Being an educated consumer is only one-half of this equation. The other half is for members to take responsibility for their health.
This is more than just preaching about exercising more and eating better. It is about avoiding the health issues that fundamentally impact the quality-of-life for thousands of Delawareans and saving the state taxpayers tens-of-millions of dollars annually.
Consider that our state has an adult obesity rate of 29.7 percent, which places us 28th nationally.
Obesity and physical inactivity place people at increased risk for heart disease, cancer, and diabetes. Delaware’s Statewide Benefits Office reports that more than 11,000 health plan participants have diabetes requiring treatment and medication totaling $48 million annually. Additionally, 12,400 plus members have cancer with a total cost of $81.5 million; approximately 21,000 members have high blood pressure costing $33.2 million; and 5,500 plus members have coronary artery disease with a cost of $28.9 million.

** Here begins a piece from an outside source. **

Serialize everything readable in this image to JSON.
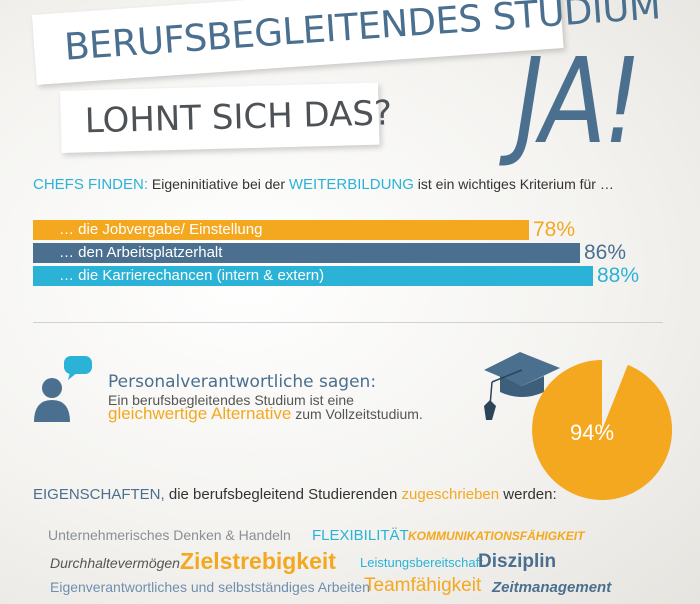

Of course, not all disease can be prevented by eating nutritiously and avoiding a sedentary lifestyle, but these things can pay substantial benefits.
Dr. Delos Cosgrove, CEO of Cleveland Clinic, says 60 percent of healthcare costs arise from chronic diseases (i.e. cardiovascular disease, diabetes, stroke, pulmonary disease and certain cancers) that are largely preventable.
Cleveland Clinic instituted wellness measures, giving members of its employee health plan financial incentives to improve their behaviors. Over four years (2009-2013) the clinic’s employees collectively lost more 330,000 pounds, while hundreds of workers quit smoking. In addition to having a healthier staff, the clinic saved $15 million in employee healthcare costs.
If we are going to control expenses and maintain a high level of benefits, everyone covered by the state health plan needs to be engaged in making prudent choices in the selection of their medical services and the safeguarding of their own well-being.
EDITOR’S NOTE: Rep. Yearick is a Republican legislator representing the 34th Representative District which contains the municipalities of Camden, Wyoming, Woodside and a portion of Dover. He was recently elected to his second term in office.